En résumé, les redevances payables avant l’annulation restent exigibles. La solution n’est pas nouvelle mais mérite d’être rappelée.

Pas de mise en sommeil du droit de rétractation après une mauvaise nuit sur un matelas !

Avocat e-commerceLa directive 2011/83/UE du Parlement et du Conseil du 25 octobre 2011 prévoit que le consommateur dispose d’un délai de quatorze jours pour se rétracter d’un contrat à distance ou d’un contrat hors établissement sans avoir à motiver sa décision. Pour être repris, les articles doivent en principe n’avoir pas été descellés.

 

La Cour de justice de l’Union européenne (CJUE) s’est prononcée le 27 mars 2019 sur la question de savoir si le retrait de la protection d’un matelas acheté en ligne empêchait le retour du produit.

Le consommateur avait acheté un matelas sur le site Internet d’une entreprise allemande de vente en ligne. À réception du bien, il avait retiré le film de protection qui recouvrait le matelas. Non satisfait du produit, il a ensuite renvoyé le matelas en demandant le remboursement du prix d’achat et des frais de renvoi.

Le professionnel soutenait que le consommateur ne pouvait pas exercer son droit de rétractation au motif que la directive prévoyait que les « biens scellés ne pouvant être renvoyés pour des raisons de protection de la santé ou d’hygiène et qui ont été descellés par le consommateur après la livraison ».

La Cour fédérale de justice allemande, saisie du litige, a solliciter l’avis de la CJUE sur le sujet à la lumière de la directive.

Selon la CJUE, un matelas dont la protection a été retirée par le consommateur après la livraison ne relève pas de l’exception au droit de rétractation en cause.

Elle a précisé par ailleurs qu’ « un tel matelas, bien qu’ayant été potentiellement utilisé, n’apparaît pas, de ce seul fait, définitivement impropre à une nouvelle utilisation par un tiers ou d’une nouvelle commercialisation. Il suffit, à cet égard, de rappeler notamment qu’un seul et même matelas sert aux clients successifs d’un hôtel, qu’il existe un marché de matelas d’occasion et que des matelas qui ont été utilisés peuvent faire l’objet d’un nettoyage en profondeur ».

Enfin, elle a ajouté que, au regard du droit de rétractation, un matelas pouvait être assimilé à un vêtement, pour lequel la directive prévoit expressément la possibilité d’un renvoi après un essai.
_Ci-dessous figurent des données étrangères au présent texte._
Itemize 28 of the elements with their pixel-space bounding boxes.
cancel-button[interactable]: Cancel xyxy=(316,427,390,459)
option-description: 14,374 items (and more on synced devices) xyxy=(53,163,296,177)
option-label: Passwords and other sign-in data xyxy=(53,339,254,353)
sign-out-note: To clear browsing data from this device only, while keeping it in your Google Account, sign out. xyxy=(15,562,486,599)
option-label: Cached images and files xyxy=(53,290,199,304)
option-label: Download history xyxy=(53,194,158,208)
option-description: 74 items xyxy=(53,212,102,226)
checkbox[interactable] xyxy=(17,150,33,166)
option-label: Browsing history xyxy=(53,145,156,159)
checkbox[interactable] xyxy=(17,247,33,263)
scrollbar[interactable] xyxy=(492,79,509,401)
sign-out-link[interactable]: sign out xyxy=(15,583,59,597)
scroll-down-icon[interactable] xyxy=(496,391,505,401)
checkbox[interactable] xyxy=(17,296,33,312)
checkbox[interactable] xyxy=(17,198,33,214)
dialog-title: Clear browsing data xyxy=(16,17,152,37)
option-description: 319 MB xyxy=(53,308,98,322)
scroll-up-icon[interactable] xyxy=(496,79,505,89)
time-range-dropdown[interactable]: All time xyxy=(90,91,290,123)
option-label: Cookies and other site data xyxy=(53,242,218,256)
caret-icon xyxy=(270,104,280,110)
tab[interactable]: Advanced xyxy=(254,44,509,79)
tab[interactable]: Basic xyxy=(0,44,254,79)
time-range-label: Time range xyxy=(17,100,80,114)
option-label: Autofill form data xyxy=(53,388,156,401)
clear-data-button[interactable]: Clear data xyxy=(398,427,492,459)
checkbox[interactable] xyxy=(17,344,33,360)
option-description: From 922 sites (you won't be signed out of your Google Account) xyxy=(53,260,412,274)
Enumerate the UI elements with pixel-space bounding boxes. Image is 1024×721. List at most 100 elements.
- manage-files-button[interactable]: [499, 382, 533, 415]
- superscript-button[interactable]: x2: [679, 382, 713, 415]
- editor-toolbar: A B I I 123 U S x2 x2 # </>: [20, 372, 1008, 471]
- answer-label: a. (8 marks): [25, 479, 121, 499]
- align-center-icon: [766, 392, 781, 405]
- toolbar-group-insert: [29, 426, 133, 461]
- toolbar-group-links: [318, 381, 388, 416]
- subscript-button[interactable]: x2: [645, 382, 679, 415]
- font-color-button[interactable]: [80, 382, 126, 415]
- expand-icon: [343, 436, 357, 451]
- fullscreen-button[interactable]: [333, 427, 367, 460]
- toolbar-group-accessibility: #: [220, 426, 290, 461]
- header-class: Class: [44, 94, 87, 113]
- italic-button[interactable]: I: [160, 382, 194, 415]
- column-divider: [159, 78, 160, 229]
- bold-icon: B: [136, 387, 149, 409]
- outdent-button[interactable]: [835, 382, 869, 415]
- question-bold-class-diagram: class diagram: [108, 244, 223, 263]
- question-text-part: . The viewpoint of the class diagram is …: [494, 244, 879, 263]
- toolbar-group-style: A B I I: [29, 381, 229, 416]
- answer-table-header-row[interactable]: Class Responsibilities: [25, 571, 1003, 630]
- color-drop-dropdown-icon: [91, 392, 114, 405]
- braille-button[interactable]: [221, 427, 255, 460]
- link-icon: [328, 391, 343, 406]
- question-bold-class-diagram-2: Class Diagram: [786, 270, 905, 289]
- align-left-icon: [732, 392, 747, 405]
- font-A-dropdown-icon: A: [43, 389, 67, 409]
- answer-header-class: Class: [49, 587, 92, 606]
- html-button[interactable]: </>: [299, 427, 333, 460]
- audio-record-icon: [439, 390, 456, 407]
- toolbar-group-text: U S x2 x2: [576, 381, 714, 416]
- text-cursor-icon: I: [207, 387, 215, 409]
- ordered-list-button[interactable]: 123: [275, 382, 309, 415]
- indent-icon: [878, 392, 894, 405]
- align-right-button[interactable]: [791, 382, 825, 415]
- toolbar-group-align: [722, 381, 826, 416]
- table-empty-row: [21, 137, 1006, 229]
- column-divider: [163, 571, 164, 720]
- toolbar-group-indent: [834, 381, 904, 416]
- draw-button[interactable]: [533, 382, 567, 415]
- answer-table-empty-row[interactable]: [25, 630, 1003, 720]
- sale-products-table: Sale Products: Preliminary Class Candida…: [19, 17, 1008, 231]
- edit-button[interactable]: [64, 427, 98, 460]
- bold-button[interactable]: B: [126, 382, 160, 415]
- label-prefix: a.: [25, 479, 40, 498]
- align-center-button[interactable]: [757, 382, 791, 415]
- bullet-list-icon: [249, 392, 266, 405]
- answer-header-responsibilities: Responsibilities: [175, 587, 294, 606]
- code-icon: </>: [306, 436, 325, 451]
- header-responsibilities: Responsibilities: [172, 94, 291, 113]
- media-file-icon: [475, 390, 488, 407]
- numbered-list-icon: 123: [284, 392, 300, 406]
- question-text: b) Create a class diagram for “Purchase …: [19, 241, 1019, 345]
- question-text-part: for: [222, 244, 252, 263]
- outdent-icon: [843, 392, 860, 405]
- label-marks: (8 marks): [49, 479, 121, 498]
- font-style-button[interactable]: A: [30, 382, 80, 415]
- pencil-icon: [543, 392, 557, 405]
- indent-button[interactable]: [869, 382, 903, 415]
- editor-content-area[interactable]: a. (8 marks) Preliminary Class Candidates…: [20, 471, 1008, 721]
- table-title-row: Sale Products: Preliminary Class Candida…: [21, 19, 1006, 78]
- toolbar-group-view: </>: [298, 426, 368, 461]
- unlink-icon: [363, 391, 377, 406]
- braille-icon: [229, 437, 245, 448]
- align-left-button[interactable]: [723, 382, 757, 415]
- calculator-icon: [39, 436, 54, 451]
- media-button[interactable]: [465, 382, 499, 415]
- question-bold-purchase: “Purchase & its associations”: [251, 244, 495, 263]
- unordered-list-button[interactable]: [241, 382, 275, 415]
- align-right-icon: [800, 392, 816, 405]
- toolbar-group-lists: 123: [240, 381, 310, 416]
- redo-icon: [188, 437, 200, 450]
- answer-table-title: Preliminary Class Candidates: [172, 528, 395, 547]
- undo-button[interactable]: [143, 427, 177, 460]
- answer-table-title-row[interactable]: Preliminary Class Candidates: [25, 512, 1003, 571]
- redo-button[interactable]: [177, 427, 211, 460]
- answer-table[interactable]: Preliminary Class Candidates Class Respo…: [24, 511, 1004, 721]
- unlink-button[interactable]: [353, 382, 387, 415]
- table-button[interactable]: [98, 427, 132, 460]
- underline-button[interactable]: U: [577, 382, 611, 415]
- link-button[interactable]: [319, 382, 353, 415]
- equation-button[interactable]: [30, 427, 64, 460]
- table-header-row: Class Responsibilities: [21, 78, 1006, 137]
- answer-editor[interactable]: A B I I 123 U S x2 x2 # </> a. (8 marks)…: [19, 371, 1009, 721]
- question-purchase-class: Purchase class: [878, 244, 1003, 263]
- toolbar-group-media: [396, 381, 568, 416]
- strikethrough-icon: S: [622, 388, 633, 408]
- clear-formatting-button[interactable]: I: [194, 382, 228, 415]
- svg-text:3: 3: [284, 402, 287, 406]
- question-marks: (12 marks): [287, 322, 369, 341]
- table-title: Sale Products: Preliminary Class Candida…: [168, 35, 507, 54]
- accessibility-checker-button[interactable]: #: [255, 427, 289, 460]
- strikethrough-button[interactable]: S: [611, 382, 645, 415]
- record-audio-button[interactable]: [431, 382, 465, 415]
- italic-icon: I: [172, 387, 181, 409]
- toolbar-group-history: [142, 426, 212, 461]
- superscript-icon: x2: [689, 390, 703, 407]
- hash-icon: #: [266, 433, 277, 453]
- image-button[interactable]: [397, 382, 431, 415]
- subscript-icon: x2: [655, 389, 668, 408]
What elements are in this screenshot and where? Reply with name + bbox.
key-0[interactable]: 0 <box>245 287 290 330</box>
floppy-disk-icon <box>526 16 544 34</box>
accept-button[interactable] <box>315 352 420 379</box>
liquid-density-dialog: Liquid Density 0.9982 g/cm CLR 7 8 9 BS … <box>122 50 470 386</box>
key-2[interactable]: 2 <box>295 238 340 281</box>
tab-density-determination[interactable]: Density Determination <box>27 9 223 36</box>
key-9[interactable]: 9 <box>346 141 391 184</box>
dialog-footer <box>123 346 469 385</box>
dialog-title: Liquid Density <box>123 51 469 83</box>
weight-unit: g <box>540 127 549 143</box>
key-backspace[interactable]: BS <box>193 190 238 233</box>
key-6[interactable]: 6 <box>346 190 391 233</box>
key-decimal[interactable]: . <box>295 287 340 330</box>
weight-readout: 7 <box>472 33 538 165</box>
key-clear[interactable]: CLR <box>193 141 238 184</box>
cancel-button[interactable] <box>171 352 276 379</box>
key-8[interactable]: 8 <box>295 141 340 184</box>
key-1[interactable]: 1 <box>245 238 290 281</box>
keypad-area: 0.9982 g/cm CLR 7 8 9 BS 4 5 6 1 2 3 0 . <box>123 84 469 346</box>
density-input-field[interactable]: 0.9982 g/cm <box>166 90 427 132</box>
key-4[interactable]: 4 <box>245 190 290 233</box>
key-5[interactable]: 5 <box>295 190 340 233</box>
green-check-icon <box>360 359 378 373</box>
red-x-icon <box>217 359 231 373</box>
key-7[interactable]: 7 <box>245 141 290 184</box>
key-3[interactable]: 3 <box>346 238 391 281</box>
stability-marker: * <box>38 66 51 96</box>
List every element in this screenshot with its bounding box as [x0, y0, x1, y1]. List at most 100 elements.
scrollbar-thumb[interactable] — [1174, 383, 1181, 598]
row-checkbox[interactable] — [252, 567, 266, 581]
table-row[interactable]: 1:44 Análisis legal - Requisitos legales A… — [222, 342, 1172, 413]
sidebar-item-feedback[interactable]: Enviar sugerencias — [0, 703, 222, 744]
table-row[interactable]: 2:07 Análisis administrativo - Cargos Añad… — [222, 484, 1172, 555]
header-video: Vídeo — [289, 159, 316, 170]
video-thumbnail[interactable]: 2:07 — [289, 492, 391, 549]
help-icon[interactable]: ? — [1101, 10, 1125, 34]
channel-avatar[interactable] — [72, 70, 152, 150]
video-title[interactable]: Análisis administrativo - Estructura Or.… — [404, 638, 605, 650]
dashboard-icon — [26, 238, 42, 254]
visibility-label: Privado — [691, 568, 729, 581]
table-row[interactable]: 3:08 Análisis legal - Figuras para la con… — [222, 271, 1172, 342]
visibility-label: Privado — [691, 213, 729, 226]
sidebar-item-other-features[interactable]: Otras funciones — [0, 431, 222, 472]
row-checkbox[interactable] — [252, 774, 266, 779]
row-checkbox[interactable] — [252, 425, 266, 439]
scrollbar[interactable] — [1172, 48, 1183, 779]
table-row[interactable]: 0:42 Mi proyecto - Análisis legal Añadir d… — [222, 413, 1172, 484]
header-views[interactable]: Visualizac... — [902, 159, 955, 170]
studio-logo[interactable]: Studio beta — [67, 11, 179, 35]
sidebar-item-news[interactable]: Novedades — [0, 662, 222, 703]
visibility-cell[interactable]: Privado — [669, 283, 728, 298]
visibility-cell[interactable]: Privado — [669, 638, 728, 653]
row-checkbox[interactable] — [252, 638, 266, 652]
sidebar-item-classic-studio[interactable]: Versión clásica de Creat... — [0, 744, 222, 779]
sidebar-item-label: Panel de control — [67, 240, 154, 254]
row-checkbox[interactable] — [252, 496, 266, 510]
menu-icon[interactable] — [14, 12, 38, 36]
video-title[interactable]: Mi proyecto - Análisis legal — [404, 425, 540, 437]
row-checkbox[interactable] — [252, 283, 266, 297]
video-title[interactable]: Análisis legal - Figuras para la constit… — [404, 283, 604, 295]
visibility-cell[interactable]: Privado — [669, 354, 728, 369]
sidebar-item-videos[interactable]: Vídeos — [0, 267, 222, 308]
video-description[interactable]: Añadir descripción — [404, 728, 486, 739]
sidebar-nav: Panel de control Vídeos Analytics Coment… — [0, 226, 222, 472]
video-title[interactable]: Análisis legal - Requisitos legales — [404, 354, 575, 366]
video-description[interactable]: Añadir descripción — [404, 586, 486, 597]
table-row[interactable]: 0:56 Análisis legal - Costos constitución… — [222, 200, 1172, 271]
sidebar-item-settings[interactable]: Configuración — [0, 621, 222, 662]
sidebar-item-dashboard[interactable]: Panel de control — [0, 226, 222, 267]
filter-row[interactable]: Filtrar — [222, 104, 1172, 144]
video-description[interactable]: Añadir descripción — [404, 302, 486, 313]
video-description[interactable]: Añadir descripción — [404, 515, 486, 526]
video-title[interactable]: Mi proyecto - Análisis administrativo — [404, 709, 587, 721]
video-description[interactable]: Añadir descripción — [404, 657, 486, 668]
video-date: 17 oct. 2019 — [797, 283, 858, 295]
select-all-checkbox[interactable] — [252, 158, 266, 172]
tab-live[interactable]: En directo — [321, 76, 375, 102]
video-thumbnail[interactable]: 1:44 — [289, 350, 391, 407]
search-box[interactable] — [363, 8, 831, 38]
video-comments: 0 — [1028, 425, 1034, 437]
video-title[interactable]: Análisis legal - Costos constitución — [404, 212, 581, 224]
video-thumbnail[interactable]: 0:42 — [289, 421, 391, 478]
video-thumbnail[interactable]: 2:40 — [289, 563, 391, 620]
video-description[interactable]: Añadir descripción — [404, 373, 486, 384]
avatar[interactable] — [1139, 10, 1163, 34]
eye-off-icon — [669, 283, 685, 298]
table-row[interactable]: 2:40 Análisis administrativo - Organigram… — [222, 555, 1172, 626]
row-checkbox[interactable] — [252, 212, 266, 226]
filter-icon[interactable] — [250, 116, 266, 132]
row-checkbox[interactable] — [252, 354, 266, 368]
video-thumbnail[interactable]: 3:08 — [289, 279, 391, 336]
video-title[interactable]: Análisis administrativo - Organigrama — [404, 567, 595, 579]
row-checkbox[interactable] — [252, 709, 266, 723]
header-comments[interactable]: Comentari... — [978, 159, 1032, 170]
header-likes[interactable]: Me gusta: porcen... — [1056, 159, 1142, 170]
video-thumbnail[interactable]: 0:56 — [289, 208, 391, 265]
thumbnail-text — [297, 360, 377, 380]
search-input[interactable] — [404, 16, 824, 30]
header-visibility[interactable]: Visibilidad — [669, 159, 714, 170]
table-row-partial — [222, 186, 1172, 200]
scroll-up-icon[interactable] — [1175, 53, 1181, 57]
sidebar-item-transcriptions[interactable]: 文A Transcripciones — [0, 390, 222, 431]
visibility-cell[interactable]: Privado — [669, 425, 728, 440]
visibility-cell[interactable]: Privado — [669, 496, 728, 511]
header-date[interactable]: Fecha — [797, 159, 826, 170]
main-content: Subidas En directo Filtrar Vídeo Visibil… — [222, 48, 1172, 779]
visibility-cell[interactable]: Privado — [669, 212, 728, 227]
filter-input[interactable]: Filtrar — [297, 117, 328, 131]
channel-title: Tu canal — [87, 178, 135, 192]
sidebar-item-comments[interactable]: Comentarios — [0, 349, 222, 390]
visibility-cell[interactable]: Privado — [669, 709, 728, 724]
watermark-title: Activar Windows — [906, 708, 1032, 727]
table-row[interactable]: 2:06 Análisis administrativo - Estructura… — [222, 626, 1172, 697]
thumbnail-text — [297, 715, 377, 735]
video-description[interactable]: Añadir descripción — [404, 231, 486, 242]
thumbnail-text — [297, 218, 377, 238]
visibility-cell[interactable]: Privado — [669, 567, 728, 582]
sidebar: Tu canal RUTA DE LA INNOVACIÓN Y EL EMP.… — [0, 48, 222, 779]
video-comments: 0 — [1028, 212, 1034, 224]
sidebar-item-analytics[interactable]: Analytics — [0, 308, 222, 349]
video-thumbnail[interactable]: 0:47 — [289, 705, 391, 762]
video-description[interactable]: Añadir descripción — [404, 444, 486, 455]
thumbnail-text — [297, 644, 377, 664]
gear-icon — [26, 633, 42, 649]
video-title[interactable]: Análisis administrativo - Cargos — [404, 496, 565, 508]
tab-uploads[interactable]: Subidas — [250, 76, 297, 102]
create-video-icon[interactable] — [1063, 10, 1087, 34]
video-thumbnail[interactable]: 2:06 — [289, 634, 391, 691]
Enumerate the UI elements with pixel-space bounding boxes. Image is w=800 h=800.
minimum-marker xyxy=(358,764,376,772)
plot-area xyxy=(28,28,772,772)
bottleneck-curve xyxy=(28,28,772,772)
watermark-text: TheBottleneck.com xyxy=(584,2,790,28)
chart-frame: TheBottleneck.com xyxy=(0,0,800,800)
En conséquence, essayer un matelas, ce n’est pas forcément l’adopter ! le retour à l’envoyeur est possible !

Perte de données dans le cadre d’une défaillance d’hébergement : quel préjudice réclamer ?

avocat contrat informatiqueSelon le tribunal de commerce de Nanterre, le préjudice matériel indemnisable lié à une perte de données correspond aux coûts de vérification et de reconstitution des fichiers perdus du client lésé, utiles dans son activité.

 

Dans cette affaire, ayant donné lieu à un jugement du tribunal de commerce de Nanterre du 23 avril 2019, le client lésé avait signé un contrat d’infogérance de ses sites avec un prestataire, dans le but de :

• sécuriser,
• mettre en place les sauvegardes,
• restauration et archivages informatiques.

Cependant, suite à un incident technique, la cliente avait constaté la disparition de ces fichiers hébergés sur l’un des serveurs infogérés.

Se posait la question de la nature du préjudice matériel susceptible d’être réclamé.

Le tribunal retient ici que les dépenses engagées pour la vérification et la reconstitution des fichiers utiles et perdus peuvent être retenues au titre du préjudice matériel subi.

Sur la base des éléments de l’expertise, ce préjudice pouvait, selon les juges, être évalué entre 509 325 et 1 401 850 euros.

Toutefois, la responsabilité pour préjudice direct étant, dans cette affaire, contractuellement limitée au montant total et cumulé du contrat sur une année contractuelle, à savoir à la somme de 537 896,04 euros, c’est à ce montant que les juges se sont arrêtés, considérant qu’aucune faute grave justifiant une non-application de la clause limitative n’était caractérisée.